Em 1969, Francis Mason, crítico de dança, ex-adido cultural e diretor-assistente da Morgan Library, caminhava pela Charlton Street, em Nova York, e admirava o estilo americano do período Adam, típico dos anos 1780 a 1820, das casas. Como sua filha Leslie lembrou, ele tocou a campainha de uma das mais suntuosas, entregou seu cartão de visitas à jovem que o atendeu e disse: “Se a casa for para alugar, eu alugo”. A jovem perguntou: “O senhor não gostaria de dar uma olhada?” Foi um momento característico de Mason e sua mulher, Patricia, que se tornaram famosos corretores de imóveis. 

Eles adoravam casas e o apartamento de Charlton Street (eles moraram no primeiro andar) seria o primeiro em uma série de mudanças na região do West Village, uma trajetória que mudou o destino do bairro. 

Há 13 anos, a mais jovem Mason, hoje com 53 anos, voltou para a Charlton Street, em uma casa perto daquela onde cresceu, com seu companheiro, Thad Meyerrieck, de 58, coproprietário de uma companhia de logística (a filha do casal, Lucy, tem 9). Mas só no ano passado conseguiram reformar o local, depois da venda da última casa da família Mason em Morton Street, para Sofia Coppola por US$ 9,85 milhões (cerca de R$ 22 milhões), como a imobiliária Curbed informou na época. 

Em 1970, o casal Mason se deu conta de que o proprietário de sua casa na Charlton Street jamais a venderia. Em 1978, Patricia encontrou o anúncio de venda da casa na qual acabariam morando na Morton Street, construída nos anos 1850. Poucos anos antes, a cidade de Nova York pedira concordata e não era fácil vender uma casa antiga no Village. Então, os Mason a compraram por US$ 240 mil (R$ 544 mil). 
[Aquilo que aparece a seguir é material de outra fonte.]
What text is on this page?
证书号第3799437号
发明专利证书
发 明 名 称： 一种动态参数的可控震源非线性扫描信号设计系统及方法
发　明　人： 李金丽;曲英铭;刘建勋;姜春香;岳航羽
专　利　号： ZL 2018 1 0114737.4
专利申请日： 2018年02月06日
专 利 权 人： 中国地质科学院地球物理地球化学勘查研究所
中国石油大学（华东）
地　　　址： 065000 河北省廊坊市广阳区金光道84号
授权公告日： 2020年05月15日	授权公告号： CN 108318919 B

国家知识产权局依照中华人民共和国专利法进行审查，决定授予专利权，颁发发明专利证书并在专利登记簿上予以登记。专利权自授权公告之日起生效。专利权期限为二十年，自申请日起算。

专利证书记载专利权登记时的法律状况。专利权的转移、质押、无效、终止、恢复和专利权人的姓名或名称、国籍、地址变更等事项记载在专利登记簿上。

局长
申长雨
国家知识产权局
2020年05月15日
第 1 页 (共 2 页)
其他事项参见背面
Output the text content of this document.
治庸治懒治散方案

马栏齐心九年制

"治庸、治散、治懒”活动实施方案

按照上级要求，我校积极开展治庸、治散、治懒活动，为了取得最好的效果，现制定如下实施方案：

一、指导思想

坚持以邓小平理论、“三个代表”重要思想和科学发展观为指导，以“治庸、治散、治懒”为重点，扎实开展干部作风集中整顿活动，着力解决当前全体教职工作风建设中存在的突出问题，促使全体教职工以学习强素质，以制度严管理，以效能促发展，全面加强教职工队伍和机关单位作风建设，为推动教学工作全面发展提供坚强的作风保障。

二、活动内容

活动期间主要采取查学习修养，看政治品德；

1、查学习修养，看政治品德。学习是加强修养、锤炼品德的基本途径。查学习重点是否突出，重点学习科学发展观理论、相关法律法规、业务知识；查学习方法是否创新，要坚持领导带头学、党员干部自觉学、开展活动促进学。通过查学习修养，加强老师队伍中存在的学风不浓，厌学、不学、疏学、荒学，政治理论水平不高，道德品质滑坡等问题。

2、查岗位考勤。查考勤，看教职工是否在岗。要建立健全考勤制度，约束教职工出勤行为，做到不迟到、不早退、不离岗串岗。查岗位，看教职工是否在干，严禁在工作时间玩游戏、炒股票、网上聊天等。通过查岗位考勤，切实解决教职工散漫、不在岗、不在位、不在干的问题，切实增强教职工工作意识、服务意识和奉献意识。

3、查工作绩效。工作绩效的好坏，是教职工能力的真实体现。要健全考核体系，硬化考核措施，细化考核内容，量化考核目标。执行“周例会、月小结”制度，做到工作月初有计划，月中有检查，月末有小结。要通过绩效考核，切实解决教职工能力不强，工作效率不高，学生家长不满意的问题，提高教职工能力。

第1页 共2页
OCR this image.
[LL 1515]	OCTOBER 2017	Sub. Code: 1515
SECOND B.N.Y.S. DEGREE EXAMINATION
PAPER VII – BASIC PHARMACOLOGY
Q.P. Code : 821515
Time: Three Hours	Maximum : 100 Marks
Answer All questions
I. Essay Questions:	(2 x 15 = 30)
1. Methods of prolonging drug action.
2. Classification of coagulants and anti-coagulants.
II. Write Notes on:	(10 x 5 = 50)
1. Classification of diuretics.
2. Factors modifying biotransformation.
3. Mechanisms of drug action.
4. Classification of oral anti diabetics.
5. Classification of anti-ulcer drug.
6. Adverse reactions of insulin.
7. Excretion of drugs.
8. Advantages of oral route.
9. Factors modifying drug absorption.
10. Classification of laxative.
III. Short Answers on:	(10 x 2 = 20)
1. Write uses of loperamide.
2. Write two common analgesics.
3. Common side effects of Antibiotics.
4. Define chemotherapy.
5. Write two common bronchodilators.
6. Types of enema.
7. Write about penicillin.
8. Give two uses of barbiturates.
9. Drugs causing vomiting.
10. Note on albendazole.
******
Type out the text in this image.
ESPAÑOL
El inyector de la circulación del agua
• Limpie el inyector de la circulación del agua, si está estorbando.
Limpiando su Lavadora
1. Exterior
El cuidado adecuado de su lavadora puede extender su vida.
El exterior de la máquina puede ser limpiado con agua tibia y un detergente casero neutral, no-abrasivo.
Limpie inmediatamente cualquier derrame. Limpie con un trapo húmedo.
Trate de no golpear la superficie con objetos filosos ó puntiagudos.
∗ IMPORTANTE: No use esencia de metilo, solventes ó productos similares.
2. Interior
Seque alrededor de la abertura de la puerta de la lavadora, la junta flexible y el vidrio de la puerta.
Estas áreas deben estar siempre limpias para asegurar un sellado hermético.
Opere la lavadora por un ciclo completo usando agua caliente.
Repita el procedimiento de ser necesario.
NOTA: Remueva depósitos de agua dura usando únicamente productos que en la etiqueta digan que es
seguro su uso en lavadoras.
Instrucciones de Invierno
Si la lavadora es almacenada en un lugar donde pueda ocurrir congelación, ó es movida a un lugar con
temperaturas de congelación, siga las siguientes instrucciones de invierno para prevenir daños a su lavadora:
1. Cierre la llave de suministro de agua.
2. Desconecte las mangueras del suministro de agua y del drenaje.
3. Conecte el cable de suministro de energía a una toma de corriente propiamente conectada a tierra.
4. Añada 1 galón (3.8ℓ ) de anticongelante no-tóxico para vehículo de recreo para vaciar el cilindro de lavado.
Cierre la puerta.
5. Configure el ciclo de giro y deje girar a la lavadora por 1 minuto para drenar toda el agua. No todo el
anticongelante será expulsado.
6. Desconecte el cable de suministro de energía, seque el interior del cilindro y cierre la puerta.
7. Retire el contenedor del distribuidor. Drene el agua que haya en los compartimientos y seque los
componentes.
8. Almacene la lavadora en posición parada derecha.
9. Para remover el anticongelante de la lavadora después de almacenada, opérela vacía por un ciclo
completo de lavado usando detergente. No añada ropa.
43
Leslie, que trabalhou como atriz até seus 35 anos, não tinha planos de seguir a carreira da mãe. “Sempre achei abominável o que ela fez, provavelmente, porque não me deu a atenção de que eu precisava quando criança”, disse. “Mas logo me dei conta de que vender imóveis residenciais é mais do que uma mera operação financeira.” Patricia morreu em 1997. E Leslie passou a atender seus clientes. 

Em 2001, o casal adquiriu a casa atual, que foi dividida em três apartamentos, por US$ 2.536 milhões (R$ 5,7 milhões). “Foi uma sensação de conforto incrível voltar para casa”, disse Leslie. Seu pai se mudou para o apartamento térreo seis meses antes de morrer, em 2009.

Leslie e Meyerriecks contrataram o arquiteto David Hottenroth para reformar o imóvel. Ele abriu a parte posterior, acrescentou dois andares e uma parede com janelas de batente, e fundiu os três apartamentos em uma única residência luminosa. “Eu estava satisfeito com a casa”, disse Meyerriecks. “Mas Leslie a tornou um lugar melhor para se viver. É uma satisfação e um conforto criarmos nossa filha no mesmo ambiente onde Leslie cresceu.”